Spark boss Simon Moutter was talking up growth prospects for new digital TV service Lightbox as the company formerly known as Telecom delivered its annual result yesterday.
But a strong result from Sky TV, also out yesterday, highlights just what a challenge new operators face if they are to shake the incumbent pay TV operator's dominance of the market.
Moutter said that Lightbox aimed to get 70,000 customers by June 30 next year. To put that in perspective, Sky had 865,000 subscribers at the middle of this year.
If Sky's business model is threatened by the trend for downloading programmes such as Game of Thrones and Breaking Bad, the results hardly show it.
The company reported a 1.1 per cent rise in subscribers and a 21 per cent increase in profits to $165.8 million.
Sky TV chief executive John Fellet told analysts its recent move into the internet TV market was a positive step, not a defensive one.
Fellet said he did not see internet TV as a new mainstream for pay TV and pointed to the resilience of standard linear pay TV in the US market.
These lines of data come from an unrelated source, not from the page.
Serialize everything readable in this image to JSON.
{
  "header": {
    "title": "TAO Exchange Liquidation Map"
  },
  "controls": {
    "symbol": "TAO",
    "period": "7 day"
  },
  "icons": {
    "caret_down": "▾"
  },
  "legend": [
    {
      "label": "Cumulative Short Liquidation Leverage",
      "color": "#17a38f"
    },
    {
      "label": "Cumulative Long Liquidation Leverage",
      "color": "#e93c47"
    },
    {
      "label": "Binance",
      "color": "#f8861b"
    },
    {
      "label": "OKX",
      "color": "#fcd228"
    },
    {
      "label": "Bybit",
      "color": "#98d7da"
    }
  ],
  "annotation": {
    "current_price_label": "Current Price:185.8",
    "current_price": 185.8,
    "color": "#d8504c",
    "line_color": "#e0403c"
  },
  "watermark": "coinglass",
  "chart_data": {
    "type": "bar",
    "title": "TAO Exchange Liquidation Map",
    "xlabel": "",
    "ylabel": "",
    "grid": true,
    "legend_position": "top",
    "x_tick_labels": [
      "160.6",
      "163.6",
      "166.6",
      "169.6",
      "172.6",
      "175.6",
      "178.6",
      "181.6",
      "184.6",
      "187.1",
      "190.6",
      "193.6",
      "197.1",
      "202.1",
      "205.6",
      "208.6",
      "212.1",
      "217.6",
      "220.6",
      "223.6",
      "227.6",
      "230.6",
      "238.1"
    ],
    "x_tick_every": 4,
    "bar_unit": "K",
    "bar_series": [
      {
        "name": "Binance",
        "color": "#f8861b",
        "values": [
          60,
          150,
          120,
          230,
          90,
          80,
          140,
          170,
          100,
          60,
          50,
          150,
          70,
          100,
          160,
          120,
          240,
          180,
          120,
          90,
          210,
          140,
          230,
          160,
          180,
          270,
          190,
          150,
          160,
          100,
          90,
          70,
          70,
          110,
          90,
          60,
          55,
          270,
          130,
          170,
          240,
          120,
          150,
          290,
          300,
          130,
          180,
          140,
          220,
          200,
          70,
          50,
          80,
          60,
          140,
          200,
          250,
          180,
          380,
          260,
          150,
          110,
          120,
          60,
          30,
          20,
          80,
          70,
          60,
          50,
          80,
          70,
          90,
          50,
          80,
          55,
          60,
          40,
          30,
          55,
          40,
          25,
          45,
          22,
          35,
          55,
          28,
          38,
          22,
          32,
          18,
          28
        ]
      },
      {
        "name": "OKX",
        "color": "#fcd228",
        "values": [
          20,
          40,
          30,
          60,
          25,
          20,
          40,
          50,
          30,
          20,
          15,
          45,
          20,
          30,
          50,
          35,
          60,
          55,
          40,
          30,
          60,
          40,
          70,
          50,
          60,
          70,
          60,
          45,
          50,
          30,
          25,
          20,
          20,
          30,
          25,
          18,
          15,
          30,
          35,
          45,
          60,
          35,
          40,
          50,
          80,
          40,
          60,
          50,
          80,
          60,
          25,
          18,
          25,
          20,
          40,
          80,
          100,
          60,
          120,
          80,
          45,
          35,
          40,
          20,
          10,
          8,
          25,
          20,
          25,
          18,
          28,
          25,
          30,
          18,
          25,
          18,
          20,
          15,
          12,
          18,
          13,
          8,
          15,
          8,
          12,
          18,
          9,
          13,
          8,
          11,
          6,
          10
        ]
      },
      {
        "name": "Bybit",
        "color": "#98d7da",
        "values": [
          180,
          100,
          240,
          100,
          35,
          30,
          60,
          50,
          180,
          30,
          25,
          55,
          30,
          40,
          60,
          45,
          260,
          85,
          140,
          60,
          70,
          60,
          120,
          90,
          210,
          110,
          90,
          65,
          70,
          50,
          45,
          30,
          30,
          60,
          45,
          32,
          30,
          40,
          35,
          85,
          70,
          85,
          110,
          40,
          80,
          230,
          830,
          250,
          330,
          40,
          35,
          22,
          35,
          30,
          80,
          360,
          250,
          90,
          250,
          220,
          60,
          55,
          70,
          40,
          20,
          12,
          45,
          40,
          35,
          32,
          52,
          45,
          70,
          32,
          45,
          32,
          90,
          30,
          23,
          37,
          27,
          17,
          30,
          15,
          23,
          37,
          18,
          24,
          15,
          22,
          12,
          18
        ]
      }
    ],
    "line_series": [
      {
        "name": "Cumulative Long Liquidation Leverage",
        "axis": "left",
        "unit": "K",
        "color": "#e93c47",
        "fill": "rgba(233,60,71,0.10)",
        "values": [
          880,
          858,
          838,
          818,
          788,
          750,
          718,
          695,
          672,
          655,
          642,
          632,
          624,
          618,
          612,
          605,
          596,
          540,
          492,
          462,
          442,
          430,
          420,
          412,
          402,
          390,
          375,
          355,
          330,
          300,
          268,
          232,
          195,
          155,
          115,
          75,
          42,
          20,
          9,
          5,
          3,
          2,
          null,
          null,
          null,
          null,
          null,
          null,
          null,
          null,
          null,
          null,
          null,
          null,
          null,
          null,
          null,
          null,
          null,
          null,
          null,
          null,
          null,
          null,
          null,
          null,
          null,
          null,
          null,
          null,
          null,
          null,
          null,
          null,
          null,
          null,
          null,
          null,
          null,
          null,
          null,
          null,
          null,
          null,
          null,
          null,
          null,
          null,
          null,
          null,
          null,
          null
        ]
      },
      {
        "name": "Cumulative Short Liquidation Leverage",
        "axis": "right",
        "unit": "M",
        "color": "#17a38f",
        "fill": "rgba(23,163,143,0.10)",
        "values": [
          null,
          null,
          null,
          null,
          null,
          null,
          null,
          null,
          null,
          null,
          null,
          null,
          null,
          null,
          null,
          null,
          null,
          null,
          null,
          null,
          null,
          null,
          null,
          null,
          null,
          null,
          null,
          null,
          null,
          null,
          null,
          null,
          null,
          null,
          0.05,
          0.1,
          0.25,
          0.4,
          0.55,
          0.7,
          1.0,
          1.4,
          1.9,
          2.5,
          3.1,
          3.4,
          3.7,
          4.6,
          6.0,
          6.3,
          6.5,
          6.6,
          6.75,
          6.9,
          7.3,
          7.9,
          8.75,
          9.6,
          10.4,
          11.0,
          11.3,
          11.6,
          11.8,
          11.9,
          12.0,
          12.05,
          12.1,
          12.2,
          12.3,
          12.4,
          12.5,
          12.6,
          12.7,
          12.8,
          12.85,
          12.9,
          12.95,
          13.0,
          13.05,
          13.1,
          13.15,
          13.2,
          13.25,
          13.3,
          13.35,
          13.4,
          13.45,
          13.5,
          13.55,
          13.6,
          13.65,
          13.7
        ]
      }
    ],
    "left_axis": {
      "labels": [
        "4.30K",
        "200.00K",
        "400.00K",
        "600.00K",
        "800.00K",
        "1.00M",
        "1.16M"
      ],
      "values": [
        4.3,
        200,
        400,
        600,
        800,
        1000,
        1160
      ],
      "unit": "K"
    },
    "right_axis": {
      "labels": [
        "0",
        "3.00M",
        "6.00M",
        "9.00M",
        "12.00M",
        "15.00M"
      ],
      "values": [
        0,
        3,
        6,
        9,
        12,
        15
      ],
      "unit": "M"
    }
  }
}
In San Jose - in the centre of Silicon Valley - where there were all manner of new media pay technologies, 95 per cent of viewing was still through traditional pay TV, he said.
Fellet said competition for internet TV on demand was a small part of the pay TV market. Sky's own service was aimed at a wider market than just existing subscribers and will be running by the end of the year.
Moutter did not want to speculate on when Lightbox - on which Spark has spent $20 million to date - would break even.
"We are launching a new venture, we don't know what customer appetite will be like and we're going to have to feel our way as we go," he said.
However, Moutter said if the service was "very successful", Spark could put more money and effort into it. "If we get a really strong uptake, we'll increase our efforts not just sit on our coat-tails," he said.
Meanwhile, Spark reported a net profit of $458 million, up 94.1 per cent for the 12 months to June 30, when taking into account AAPT, the telco business it sold in Australia this year. It has targeted the mobile market as a key area for future profits.